How much of an effect does it really have? How would an ethnomusicologist put this into a sociocultural context? (Is it completely out of those bounds?)
Back in September 2008, Huffington posted another article, Evil Internets Trying to Hook Your Kids on Digital Drugs: Either that, or the MSM is Dead. That article summarizes: you buy a dose (track) based on the effect you want to achieve: marijuana, LSD, crack, heroin, perhaps a simulation of heaven or hell, or PMS relief. This means you’re walking into it with an agenda – an affirmation that you want to achieve an altered state of mind. I think it would be safe to say then, that you’d have to walk into it with the conviction that it will work. Much like a medium, in order to be receptive it’s vital to make yourself vulnerable to it. Maybe. Though I’m not sure I believe in mediums.

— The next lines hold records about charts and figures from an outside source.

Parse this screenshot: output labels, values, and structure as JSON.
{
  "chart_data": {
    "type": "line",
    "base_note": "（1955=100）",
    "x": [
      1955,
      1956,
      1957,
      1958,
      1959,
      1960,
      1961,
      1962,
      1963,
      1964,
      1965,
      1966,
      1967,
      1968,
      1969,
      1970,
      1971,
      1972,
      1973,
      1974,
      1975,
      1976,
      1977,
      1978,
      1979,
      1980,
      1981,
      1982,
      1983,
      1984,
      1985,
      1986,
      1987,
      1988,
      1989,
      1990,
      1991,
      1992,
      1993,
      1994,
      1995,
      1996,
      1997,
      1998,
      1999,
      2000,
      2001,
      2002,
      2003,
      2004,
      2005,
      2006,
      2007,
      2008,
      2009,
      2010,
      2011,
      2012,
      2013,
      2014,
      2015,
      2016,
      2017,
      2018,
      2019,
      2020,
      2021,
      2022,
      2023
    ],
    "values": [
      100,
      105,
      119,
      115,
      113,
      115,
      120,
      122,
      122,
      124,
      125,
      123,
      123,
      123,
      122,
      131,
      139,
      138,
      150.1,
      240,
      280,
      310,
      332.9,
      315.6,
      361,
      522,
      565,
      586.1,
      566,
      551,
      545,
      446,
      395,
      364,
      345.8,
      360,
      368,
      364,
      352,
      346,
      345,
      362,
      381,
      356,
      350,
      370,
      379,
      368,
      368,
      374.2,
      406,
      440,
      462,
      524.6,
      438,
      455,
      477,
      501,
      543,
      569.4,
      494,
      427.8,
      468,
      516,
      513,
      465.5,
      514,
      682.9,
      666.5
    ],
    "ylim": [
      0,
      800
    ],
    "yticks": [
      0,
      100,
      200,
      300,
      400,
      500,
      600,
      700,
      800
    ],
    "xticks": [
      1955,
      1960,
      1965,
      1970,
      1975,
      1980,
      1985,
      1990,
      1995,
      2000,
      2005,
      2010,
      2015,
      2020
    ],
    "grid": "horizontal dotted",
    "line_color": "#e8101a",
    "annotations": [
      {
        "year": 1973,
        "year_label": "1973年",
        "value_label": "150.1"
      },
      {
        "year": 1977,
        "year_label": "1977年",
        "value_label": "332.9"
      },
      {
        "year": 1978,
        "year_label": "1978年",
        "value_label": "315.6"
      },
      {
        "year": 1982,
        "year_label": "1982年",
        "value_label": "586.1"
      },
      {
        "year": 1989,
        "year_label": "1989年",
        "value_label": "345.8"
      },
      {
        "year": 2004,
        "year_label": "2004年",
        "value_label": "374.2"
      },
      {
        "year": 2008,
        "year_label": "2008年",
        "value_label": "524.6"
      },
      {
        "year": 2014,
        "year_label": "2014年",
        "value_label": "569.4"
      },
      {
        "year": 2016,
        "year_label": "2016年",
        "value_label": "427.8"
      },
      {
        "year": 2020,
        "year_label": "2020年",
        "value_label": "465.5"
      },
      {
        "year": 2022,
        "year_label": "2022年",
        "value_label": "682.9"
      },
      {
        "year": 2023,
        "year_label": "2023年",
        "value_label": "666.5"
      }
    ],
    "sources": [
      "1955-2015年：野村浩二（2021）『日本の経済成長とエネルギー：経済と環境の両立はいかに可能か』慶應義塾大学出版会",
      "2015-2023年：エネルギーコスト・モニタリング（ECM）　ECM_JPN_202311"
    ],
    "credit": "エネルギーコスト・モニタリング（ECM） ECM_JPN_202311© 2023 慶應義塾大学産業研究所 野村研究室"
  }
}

Naturally, the most recent Huffington article poses that authorities and parents are worried about the effect of this ‘drug’ on their kids, and whether or not it will act as a gateway drug to something else. On the other hand, if your child is sitting there listening for hours listening to these tracks, maybe something else was the gateway. Or maybe they just need to see a therapist.
For example, Psychology Today says this type of digital audio is used therapeutically and can even treat folks with ADHD – i.e. it’s not dangerous. Is it a new marketing technique for old-school relaxation tapes? A placebo effect?
I’m interested in any further research as to the physical effects of iDosing on one’s nervous system, particularly because mine is so out of whack (which is why I won’t be experimenting with this).
It would be great to do a brain wave comparison between these digitally formatted tracks, relaxation tapes or meditation, throat singing, or Buddhist chanting… or to test the subliminal advertising effects, if any. I can imagine that the acoustic environment external to your headphones has a big effect in addition to the quality of the output and headphones themselves. If Psychology Today did an article on it, I wonder if they’re posing some type of quantitative analysis comparison of whatever it is they’re using on patients and the typical iDose.
I’m not sure why Huffington decided now was a good time to re-post this concept. Perhaps some new research is out on it (though they didn’t mention that), or perhaps one of their bloggers just found out about it and wanted to rant.